Stereo Harmony

andyp13

Power User
Hi, and a belated happy new year to you all.
im using the pitch block set to a harmony (3rds) and would like the ‘main’ guitar panned slightly left and the harmony guitar panned slightly right just to give a little more clarity in my track...but for the life of me I can’t get them panned away from each other...the level 1 pan makes no difference wherever I place it?. The Axe is connected L&R out and I tried a stereo echo and it’s definitely in stereo...but I just don’t know what I’m doing wrong? If anyone could shed some light on it that would be wonderful thanks 👍
 
The dry signal (unison) will be centered if mix is less than 100%. Try setting mix to 100% with 100% panning and see if you can hear them separated. (I confirmed this works for Dual Chromatic.)
 
The dry signal (unison) will be centered if mix is less than 100%. Try setting mix to 100% with 100% panning and see if you can hear them separated. (I confirmed this works for Dual Chromatic.)

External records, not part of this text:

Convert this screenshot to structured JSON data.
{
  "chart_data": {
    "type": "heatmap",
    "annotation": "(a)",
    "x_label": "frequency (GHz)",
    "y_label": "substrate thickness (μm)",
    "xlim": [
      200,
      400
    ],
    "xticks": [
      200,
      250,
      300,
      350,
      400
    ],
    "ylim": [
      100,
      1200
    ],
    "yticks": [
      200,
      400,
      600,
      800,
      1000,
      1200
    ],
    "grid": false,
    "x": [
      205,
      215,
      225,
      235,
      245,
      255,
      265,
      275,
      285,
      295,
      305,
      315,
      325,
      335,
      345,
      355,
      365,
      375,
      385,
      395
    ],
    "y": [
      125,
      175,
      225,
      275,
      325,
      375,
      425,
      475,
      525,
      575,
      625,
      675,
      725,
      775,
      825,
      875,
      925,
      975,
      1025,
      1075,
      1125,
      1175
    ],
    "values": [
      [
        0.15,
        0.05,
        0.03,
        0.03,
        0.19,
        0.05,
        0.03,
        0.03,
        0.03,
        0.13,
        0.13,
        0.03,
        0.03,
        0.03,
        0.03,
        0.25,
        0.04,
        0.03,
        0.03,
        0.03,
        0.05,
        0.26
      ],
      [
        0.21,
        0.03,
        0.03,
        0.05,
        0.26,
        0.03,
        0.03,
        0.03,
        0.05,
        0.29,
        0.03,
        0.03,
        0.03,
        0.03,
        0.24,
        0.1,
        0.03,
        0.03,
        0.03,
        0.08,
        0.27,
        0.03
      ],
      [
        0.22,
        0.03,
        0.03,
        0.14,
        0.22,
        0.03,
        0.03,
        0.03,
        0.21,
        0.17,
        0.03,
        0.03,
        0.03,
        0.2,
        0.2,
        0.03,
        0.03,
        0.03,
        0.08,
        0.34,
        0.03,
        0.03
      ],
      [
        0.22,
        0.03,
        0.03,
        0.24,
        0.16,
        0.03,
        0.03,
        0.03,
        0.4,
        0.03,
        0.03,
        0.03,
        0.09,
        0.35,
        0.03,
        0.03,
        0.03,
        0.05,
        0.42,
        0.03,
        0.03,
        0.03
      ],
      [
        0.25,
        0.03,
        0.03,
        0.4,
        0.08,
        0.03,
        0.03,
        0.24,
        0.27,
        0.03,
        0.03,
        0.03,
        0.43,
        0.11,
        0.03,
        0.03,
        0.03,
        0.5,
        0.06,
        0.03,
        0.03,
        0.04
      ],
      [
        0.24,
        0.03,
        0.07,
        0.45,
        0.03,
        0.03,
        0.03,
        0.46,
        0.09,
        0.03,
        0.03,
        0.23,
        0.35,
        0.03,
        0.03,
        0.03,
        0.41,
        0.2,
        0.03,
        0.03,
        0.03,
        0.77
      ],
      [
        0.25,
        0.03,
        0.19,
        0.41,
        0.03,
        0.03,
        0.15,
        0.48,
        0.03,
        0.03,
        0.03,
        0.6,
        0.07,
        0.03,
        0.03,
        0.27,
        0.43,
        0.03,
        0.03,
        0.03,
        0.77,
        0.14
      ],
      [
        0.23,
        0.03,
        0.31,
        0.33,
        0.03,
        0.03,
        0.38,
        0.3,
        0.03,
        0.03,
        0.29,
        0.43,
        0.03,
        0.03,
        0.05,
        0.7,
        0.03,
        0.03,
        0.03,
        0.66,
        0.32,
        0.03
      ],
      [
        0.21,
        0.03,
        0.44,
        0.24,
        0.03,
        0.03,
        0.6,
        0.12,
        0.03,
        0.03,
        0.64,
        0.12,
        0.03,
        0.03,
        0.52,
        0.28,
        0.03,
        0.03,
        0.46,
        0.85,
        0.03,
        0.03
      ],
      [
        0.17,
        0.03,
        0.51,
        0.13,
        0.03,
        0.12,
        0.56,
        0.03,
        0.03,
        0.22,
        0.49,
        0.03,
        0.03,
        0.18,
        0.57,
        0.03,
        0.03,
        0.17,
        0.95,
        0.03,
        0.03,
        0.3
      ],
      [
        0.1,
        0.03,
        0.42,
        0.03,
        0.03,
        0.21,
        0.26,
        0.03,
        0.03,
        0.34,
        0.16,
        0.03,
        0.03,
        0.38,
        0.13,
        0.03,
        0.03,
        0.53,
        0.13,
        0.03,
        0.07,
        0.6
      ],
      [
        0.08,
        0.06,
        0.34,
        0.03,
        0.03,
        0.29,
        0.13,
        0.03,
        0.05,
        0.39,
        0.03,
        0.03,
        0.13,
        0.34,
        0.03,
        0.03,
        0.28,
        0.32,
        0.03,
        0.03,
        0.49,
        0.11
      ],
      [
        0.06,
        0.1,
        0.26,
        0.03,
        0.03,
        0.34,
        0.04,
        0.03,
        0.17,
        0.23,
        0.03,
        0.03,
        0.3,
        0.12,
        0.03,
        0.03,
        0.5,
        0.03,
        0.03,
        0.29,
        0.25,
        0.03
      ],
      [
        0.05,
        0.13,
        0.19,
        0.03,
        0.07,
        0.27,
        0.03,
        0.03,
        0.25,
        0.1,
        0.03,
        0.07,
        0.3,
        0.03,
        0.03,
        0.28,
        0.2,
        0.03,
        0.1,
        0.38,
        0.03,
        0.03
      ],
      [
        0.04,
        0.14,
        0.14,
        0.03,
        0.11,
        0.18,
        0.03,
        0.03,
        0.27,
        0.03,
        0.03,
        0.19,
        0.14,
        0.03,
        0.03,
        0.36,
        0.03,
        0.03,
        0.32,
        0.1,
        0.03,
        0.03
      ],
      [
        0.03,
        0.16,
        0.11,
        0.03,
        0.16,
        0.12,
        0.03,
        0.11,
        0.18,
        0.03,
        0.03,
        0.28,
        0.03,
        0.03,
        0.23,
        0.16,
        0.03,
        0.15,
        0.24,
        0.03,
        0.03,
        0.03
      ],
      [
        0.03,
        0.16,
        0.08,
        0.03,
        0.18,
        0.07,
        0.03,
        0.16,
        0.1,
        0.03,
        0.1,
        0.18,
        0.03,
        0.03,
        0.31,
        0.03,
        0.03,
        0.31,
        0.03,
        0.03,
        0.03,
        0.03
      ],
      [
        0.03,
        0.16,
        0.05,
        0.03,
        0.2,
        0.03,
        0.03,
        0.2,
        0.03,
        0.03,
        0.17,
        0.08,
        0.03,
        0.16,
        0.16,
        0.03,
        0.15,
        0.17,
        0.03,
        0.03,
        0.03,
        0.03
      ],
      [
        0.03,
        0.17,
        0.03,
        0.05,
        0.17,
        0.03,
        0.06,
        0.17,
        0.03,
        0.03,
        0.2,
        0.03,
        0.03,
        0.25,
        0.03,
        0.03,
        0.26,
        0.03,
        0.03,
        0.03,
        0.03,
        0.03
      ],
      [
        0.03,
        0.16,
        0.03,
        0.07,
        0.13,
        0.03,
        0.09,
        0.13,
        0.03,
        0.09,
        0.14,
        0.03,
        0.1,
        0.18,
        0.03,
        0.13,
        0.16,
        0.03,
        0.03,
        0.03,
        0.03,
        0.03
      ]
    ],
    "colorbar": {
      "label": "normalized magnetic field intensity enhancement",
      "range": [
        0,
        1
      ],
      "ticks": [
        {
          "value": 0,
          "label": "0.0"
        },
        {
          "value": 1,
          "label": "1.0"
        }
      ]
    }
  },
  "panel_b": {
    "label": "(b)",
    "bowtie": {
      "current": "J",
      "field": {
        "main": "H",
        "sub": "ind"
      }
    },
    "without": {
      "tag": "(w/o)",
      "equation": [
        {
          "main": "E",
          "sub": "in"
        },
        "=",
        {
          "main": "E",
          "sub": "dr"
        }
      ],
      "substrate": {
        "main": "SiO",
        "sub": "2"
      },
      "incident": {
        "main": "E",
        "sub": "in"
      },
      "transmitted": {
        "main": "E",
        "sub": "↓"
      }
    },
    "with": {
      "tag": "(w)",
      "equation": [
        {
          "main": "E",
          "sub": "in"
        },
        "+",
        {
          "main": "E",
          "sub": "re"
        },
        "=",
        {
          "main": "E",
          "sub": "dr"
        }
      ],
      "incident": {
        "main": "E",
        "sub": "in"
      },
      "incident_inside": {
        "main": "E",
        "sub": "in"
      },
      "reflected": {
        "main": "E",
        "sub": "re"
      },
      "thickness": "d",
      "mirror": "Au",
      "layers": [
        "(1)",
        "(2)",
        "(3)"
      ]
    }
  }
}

thanks, I’ll check this out first thing in the morning (finished for the night)..👍
 
What I said applies if the pitch block is in series. Also beware if you have a mono block after it, it will sum to mono (or pull only right or left channel depending on settings).

If you have the pitch block parallel with a shunt, you will always get 100% dry + whatever level you have the pitch block set to (which should have mix at 100%).
 
Using a pitch voice at 0 shift for the "dry" signal can work but that will add some latency. This is one example where a dry pan control would be useful.

There's still one way to make the pitch block pan dry & harmony toward opposite sides, with a decreasing limit on how loud the block output can be as pan width increases.

1. Start at 0% mix and use the balance control to pan the dry signal.

2. Set mix to 100% and adjust the pan parameter for voice(s) until they're panned where you want. Since this would be in the opposite direction of the previous balance adjustment, you'll have to adjust pan further than usual to get a certain apparent pan location for the shifted voice.

(Mix could optionally be left around 50% in steps 1 & 2; adjusting it just lets you hear one signal at a time.)

3. Set mix for the desired wet:dry mix. Due to the previous adjustments this will require a higher mix setting than usual. For example 50% would leave harmony quieter than dry.

4. Adjust block level to get the right volume compared to (thru) bypass.

There might not always be a good reason to use this approach, but that's how you'd make the block itself do the balancing without any extra modifiers or parallel paths.